To avoid hiring a real commissioner to solve baseball's plethora of problems, baseball czar Bud Selig endorsed an Angelosian idea at Wednesday's owners meeting -- build new, publicly-funded ballparks in 11 major league cities. Will these new facilities cure baseball's ills? This week's selection is an unscientific analysis of the franchises with the most recenltly-built ballparks.

Colorado Rockies -- UP -- The facade of Coors Field looks like Ebbets Field. The difference is the Rockies aren't playing like bums.

Texas Rangers -- WHO KNOWS -- Johnny Oates + new stadium = division title?

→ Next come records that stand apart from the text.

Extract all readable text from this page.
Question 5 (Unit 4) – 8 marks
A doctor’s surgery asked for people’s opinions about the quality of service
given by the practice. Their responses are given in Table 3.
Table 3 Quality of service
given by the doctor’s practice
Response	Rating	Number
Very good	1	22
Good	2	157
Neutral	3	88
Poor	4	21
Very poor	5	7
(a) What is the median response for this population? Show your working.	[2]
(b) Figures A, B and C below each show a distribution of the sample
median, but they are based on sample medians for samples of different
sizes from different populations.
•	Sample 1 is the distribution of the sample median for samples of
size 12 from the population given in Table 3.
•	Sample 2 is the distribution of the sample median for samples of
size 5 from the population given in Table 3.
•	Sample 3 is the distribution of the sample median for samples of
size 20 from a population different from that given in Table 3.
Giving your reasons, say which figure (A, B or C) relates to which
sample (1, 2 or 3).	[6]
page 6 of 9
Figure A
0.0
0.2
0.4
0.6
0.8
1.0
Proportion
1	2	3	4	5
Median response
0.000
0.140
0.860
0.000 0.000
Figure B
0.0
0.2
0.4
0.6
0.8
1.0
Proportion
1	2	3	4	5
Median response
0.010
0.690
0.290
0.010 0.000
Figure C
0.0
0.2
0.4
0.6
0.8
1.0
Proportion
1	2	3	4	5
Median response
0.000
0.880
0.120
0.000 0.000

Their pitching won't hold up, the glass windows in the outfield form a terrible hitter's background, but a division title would make up for years of being in the Cowboys' shadow.

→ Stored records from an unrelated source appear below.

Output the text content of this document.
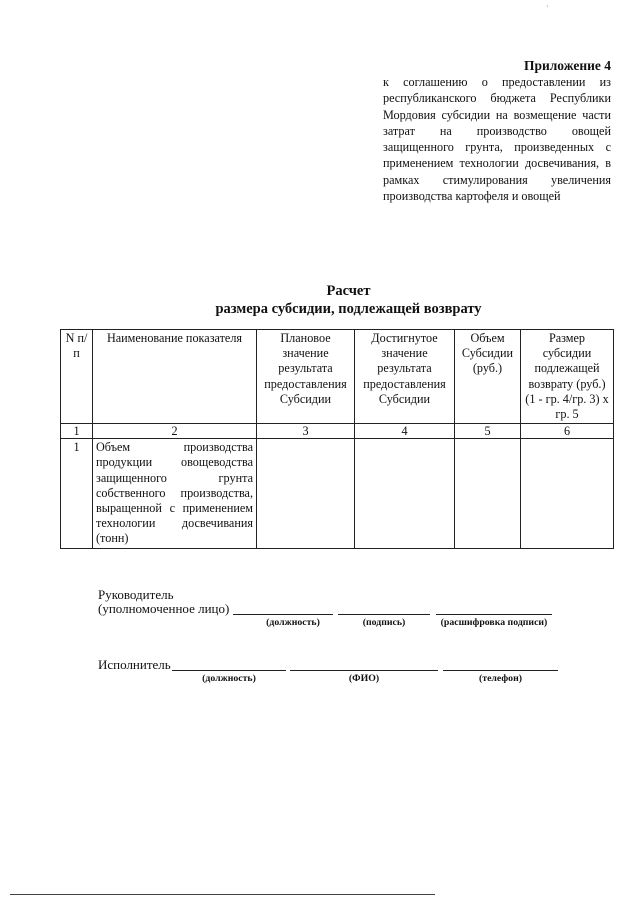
·
Приложение 4
к соглашению о предоставлении из республиканского бюджета Республики Мордовия субсидии на возмещение части затрат на производство овощей защищенного грунта, произведенных с применением технологии досвечивания, в рамках стимулирования увеличения производства картофеля и овощей
Расчет
размера субсидии, подлежащей возврату
N п/п	Наименование показателя	Плановое значение результата предоставления Субсидии	Достигнутое значение результата предоставления Субсидии	Объем Субсидии (руб.)	Размер субсидии подлежащей возврату (руб.) (1 - гр. 4/гр. 3) x гр. 5
1	2	3	4	5	6
1	Объем производства продукции овощеводства защищенного грунта собственного производства, выращенной с применением технологии досвечивания (тонн)				
Руководитель
(уполномоченное лицо)
(должность)	(подпись)	(расшифровка подписи)
Исполнитель
(должность)	(ФИО)	(телефон)
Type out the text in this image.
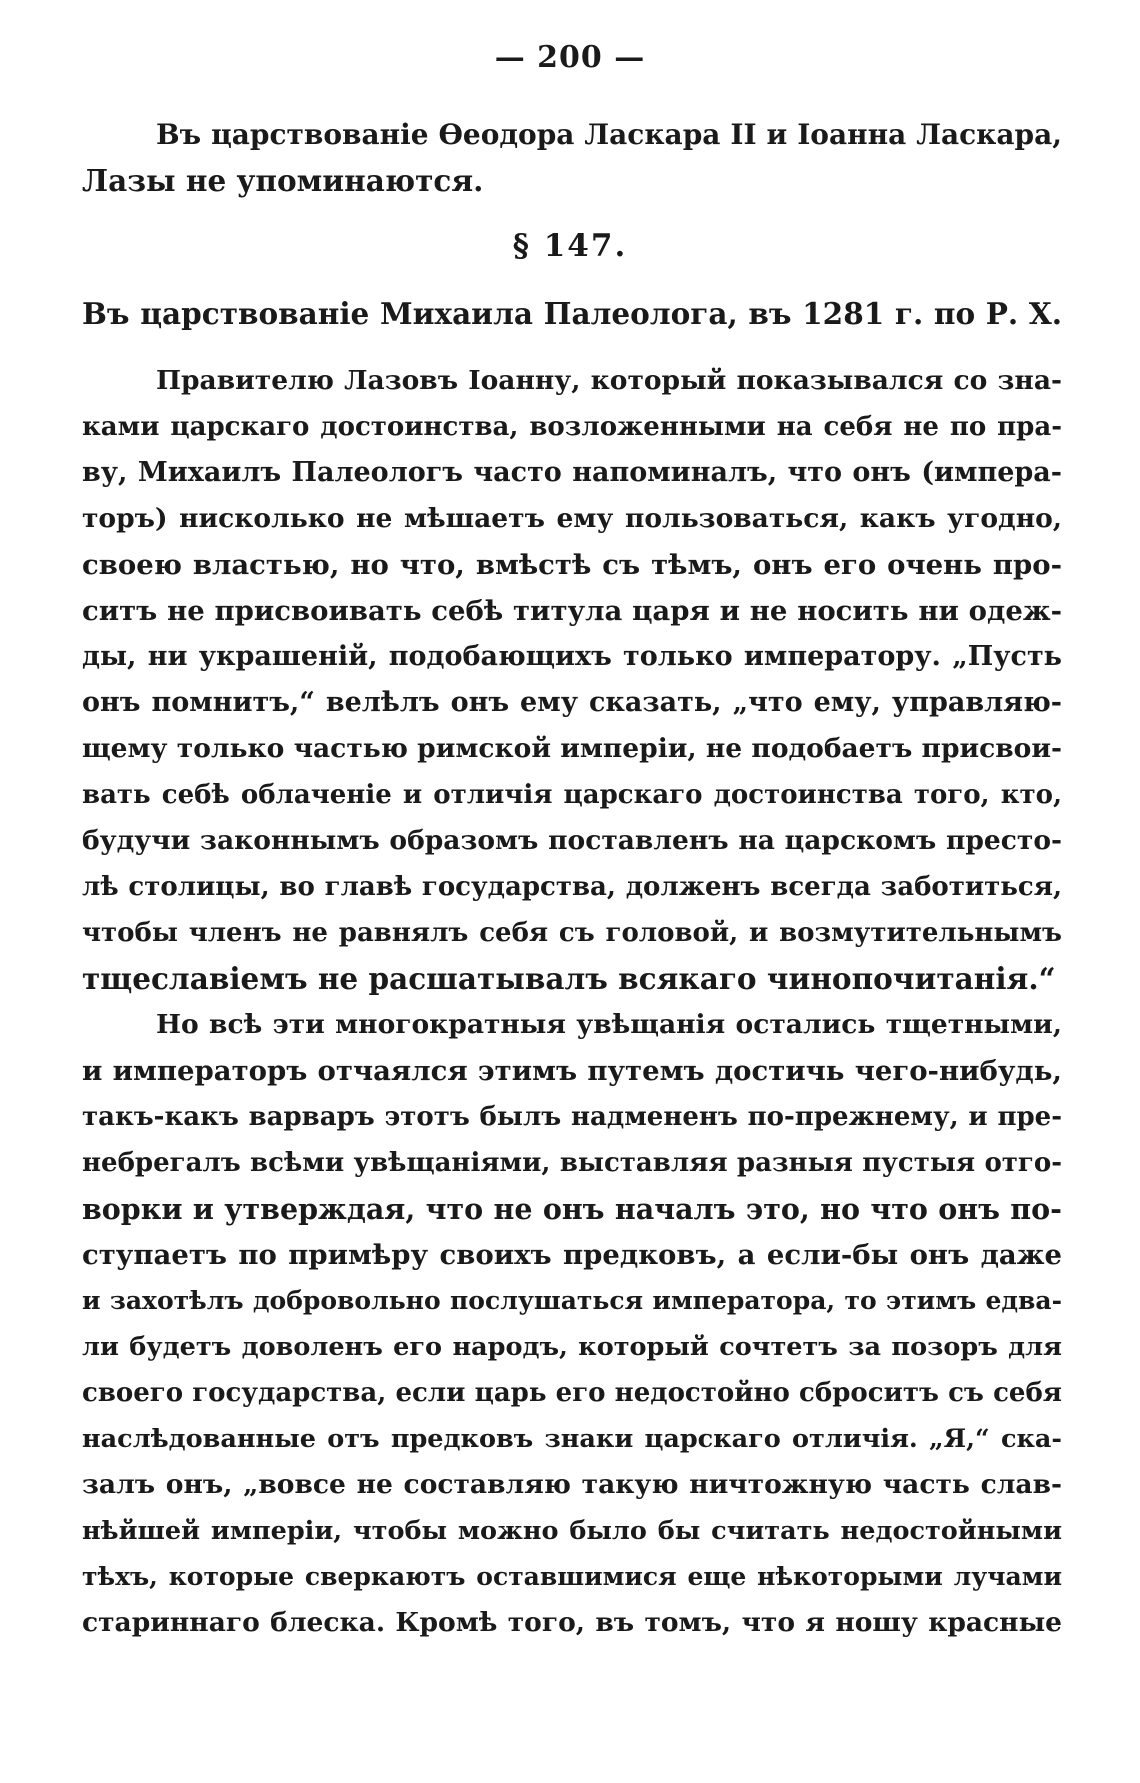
— 200 —
Въ царствованіе Ѳеодора Ласкара II и Іоанна Ласкара,
Лазы не упоминаются.
§ 147.
Въ царствованіе Михаила Палеолога, въ 1281 г. по Р. Х.
Правителю Лазовъ Іоанну, который показывался со зна-
ками царскаго достоинства, возложенными на себя не по пра-
ву, Михаилъ Палеологъ часто напоминалъ, что онъ (импера-
торъ) нисколько не мѣшаетъ ему пользоваться, какъ угодно,
своею властью, но что, вмѣстѣ съ тѣмъ, онъ его очень про-
ситъ не присвоивать себѣ титула царя и не носить ни одеж-
ды, ни украшеній, подобающихъ только императору. „Пусть
онъ помнитъ,“ велѣлъ онъ ему сказать, „что ему, управляю-
щему только частью римской имперіи, не подобаетъ присвои-
вать себѣ облаченіе и отличія царскаго достоинства того, кто,
будучи законнымъ образомъ поставленъ на царскомъ престо-
лѣ столицы, во главѣ государства, долженъ всегда заботиться,
чтобы членъ не равнялъ себя съ головой, и возмутительнымъ
тщеславіемъ не расшатывалъ всякаго чинопочитанія.“
Но всѣ эти многократныя увѣщанія остались тщетными,
и императоръ отчаялся этимъ путемъ достичь чего-нибудь,
такъ-какъ варваръ этотъ былъ надмененъ по-прежнему, и пре-
небрегалъ всѣми увѣщаніями, выставляя разныя пустыя отго-
ворки и утверждая, что не онъ началъ это, но что онъ по-
ступаетъ по примѣру своихъ предковъ, а если-бы онъ даже
и захотѣлъ добровольно послушаться императора, то этимъ едва-
ли будетъ доволенъ его народъ, который сочтетъ за позоръ для
своего государства, если царь его недостойно сброситъ съ себя
наслѣдованные отъ предковъ знаки царскаго отличія. „Я,“ ска-
залъ онъ, „вовсе не составляю такую ничтожную часть слав-
нѣйшей имперіи, чтобы можно было бы считать недостойными
тѣхъ, которые сверкаютъ оставшимися еще нѣкоторыми лучами
стариннаго блеска. Кромѣ того, въ томъ, что я ношу красные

Cleveland Indians -- UP -- This place is supposedly better than Camden Yards. The ballclub is definitely better than the Orioles. The Indians owe it all to Hank Peters.

Orioles -- WHO KNOWS -- The crowds are thinning, the owner is hurting and the team is floundering. Things would turn around if they went back to their old ticket exchange policy.

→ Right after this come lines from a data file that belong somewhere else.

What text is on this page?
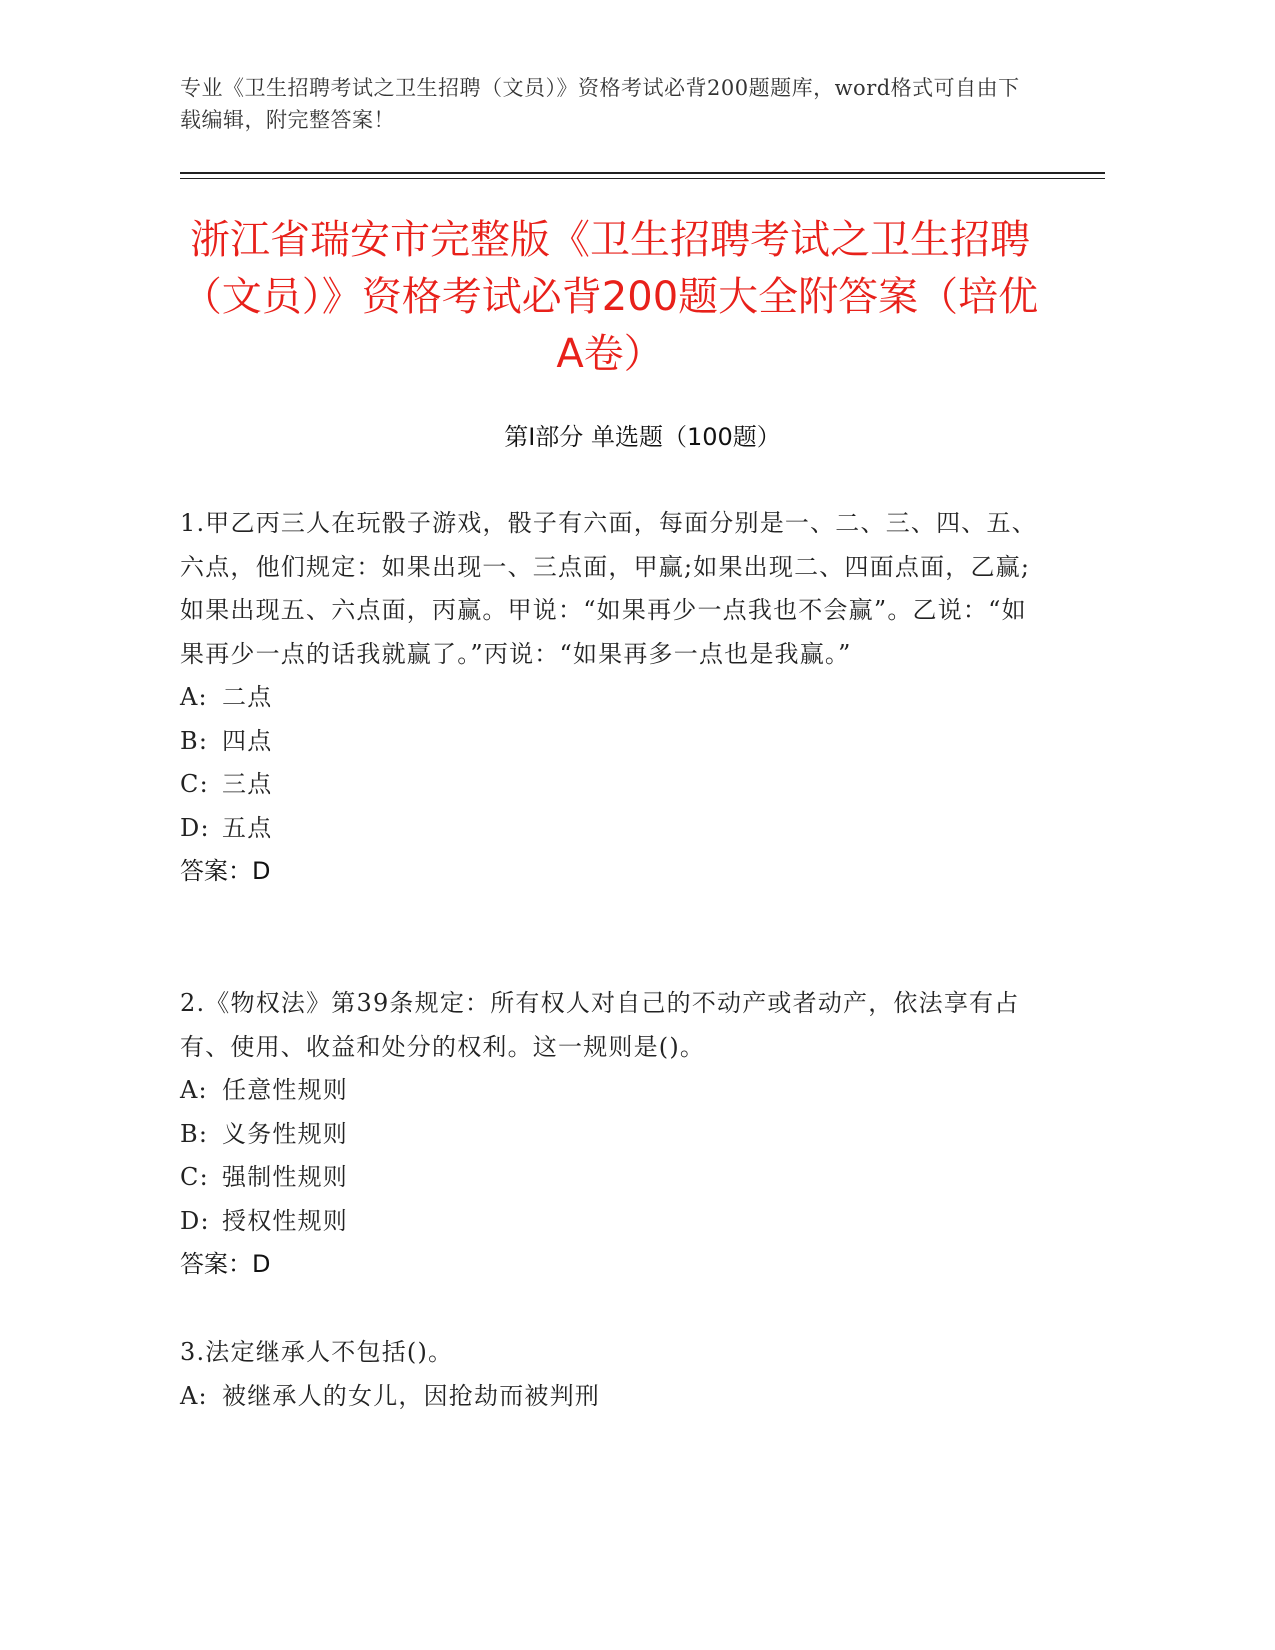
专业《卫生招聘考试之卫生招聘（文员）》资格考试必背200题题库，word格式可自由下载编辑，附完整答案！
浙江省瑞安市完整版《卫生招聘考试之卫生招聘（文员）》资格考试必背200题大全附答案（培优A卷）
第Ⅰ部分 单选题（100题）

1.甲乙丙三人在玩骰子游戏，骰子有六面，每面分别是一、二、三、四、五、六点，他们规定：如果出现一、三点面，甲赢;如果出现二、四面点面，乙赢;如果出现五、六点面，丙赢。甲说：“如果再少一点我也不会赢”。乙说：“如果再少一点的话我就赢了。”丙说：“如果再多一点也是我赢。”

A: 二点
B: 四点
C: 三点
D: 五点
答案：D

2.《物权法》第39条规定：所有权人对自己的不动产或者动产，依法享有占有、使用、收益和处分的权利。这一规则是()。

A: 任意性规则
B: 义务性规则
C: 强制性规则
D: 授权性规则
答案：D

3.法定继承人不包括()。

A: 被继承人的女儿，因抢劫而被判刑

Chicago White Sox -- DOWN -- This is the Edsel of new stadiums. It's a shame we can't bring back the old ballpark, the old owner (Bill Veeck) and the old hitter (Julio Franco) behind Frank Thomas.

Toronto Blue Jays -- WHO KNOWS -- The ballpark is too futuristic, the team is getting old, but it's still the most respected organization in the game. Pat Gillick for commissioner.